Most New Yorkers understand that a divorce can be expensive. One spouse may have to pay the other a substantial sum to divide assets. And, child support and alimony can be heavy burdens on post-divorce income. Plus, the proceeding itself may entail significant professional and court fees. The points set out below can become even more important in a high asset divorce.
Every state has unique divorce laws and well-meaning advice can be disastrously wrong. A person embarking on a divorce should rely only on professionals who are hired to provide case-specific advice.
The maintenance of complete and accurate financial records cannot begin too soon. This information is useful in deciding questions of child support and alimony.
Similarly, all financial documents should be gathered and organized. Some of these documents may be crucial in valuing and dividing assets, such as pension plans and 401(k)s.
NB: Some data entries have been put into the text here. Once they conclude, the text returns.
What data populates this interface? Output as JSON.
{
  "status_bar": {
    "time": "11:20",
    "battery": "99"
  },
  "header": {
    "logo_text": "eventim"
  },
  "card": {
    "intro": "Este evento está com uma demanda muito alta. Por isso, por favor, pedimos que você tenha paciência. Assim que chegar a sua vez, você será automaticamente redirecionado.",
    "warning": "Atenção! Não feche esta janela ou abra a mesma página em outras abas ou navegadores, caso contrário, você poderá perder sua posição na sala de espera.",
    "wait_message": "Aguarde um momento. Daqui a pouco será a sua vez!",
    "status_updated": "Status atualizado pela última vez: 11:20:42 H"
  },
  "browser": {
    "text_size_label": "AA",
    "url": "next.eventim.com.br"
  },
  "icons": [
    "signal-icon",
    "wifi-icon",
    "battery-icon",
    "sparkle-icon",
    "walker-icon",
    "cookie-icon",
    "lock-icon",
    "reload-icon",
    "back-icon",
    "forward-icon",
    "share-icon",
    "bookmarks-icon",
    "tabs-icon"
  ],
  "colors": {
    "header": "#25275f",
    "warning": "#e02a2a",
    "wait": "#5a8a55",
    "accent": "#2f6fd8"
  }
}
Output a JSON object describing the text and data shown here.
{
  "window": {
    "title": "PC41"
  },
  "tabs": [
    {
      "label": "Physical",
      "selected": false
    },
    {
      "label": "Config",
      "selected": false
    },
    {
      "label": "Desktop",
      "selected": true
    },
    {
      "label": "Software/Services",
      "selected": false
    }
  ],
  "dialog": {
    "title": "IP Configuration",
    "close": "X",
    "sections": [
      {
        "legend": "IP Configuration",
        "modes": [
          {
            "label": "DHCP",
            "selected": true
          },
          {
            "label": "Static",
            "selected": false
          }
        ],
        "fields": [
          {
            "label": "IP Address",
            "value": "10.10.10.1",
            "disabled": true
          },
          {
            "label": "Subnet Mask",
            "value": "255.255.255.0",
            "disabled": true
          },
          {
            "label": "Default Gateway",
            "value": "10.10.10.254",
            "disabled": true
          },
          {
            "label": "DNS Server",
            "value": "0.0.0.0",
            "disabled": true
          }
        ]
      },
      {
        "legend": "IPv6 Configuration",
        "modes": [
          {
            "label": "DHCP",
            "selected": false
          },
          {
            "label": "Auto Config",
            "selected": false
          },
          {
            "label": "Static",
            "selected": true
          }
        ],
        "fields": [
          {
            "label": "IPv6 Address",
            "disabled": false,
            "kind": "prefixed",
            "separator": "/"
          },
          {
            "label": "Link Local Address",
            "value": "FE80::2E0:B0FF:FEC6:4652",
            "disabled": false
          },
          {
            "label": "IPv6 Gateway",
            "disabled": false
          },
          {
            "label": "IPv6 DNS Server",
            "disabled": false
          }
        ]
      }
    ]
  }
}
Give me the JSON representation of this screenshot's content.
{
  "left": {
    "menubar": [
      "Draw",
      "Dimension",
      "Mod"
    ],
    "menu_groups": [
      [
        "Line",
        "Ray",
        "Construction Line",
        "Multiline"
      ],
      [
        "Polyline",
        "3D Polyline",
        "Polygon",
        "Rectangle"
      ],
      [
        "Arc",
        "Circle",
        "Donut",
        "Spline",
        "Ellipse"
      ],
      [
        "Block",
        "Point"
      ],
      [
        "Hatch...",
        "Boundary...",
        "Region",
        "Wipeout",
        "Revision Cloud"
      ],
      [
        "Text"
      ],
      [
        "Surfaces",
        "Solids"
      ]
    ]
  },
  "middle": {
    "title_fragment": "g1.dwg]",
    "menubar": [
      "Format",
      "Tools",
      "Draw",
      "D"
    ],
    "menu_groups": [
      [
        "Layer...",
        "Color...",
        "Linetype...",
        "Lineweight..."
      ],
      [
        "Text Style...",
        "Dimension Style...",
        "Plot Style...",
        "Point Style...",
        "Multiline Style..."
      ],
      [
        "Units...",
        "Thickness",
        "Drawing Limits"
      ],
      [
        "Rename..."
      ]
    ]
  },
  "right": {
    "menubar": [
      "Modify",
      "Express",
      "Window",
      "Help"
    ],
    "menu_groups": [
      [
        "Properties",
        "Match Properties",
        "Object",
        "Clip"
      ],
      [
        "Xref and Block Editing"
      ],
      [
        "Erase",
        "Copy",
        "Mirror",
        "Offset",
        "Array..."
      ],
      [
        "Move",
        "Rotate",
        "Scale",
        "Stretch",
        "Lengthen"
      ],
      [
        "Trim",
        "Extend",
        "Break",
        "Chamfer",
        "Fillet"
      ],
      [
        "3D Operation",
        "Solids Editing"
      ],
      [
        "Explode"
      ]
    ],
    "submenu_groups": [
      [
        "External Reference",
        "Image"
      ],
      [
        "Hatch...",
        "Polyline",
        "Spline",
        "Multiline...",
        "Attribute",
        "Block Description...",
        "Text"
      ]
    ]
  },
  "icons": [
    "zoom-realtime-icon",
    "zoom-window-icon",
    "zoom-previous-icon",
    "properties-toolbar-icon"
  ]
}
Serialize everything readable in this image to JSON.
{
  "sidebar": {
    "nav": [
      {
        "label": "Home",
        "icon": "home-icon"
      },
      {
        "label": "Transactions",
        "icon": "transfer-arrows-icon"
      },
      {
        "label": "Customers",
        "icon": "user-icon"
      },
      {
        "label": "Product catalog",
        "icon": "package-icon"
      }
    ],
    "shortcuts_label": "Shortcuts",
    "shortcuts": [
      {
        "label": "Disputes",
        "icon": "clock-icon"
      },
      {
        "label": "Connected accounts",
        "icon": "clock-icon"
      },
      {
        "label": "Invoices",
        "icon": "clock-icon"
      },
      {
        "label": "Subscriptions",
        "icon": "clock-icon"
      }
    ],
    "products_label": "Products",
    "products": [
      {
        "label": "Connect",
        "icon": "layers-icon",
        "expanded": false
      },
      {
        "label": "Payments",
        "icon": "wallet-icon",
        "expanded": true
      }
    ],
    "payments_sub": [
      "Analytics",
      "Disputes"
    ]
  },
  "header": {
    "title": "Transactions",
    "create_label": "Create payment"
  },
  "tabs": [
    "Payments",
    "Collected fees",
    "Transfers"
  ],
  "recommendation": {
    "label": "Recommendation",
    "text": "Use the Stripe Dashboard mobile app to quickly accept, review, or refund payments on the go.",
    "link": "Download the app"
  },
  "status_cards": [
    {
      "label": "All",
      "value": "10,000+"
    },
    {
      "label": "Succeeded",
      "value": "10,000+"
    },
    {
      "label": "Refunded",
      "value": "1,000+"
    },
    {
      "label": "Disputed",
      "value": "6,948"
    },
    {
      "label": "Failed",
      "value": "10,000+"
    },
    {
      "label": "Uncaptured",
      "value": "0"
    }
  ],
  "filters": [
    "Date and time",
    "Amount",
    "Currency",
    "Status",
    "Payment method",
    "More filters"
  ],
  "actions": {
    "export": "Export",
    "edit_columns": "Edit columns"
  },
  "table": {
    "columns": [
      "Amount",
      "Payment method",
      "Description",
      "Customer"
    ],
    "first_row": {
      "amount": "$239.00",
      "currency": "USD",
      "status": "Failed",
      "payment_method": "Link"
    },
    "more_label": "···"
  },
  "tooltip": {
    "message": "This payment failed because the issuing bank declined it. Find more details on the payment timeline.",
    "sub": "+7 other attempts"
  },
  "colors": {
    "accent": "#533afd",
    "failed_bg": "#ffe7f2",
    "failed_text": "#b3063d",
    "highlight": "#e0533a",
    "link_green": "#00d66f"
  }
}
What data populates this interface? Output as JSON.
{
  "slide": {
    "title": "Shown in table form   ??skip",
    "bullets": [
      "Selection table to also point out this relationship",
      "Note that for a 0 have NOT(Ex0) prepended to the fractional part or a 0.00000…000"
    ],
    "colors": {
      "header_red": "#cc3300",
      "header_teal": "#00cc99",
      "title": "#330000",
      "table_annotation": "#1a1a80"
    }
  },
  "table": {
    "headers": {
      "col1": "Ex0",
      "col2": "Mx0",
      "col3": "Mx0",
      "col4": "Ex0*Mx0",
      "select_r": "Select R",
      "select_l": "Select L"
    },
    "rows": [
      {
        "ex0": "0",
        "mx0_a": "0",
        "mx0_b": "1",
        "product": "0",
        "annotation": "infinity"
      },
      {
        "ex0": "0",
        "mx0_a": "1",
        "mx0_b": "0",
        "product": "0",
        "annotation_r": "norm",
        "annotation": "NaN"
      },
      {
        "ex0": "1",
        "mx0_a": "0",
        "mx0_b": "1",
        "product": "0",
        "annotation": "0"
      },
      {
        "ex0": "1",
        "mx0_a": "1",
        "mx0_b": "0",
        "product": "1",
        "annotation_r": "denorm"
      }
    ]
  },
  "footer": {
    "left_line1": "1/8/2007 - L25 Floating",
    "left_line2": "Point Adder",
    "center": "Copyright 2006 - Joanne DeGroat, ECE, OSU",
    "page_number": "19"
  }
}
In addition, accurate lists of monthly income and expenses can have a significant effect on the court's award of child support and spousal maintenance.
Major financial decisions should be put aside until the divorce is complete. Some decisions, such as transferring ownership of real property or changing insurance beneficiaries, can even provide grounds for a contempt of court citation, if done without the court's approval. Likewise, all spending decisions should be conservative. Many experts recommend keeping all financial dealings transparent between estranged spouses.
Persons involved in a high asset divorce will undoubtedly need the advice of professionals who are experienced in handling such cases. The knowledgeable guidance an experienced attorney and perhaps an accountant or a business appraiser can help preserve assets and limit any adverse impact of the divorce on those assets.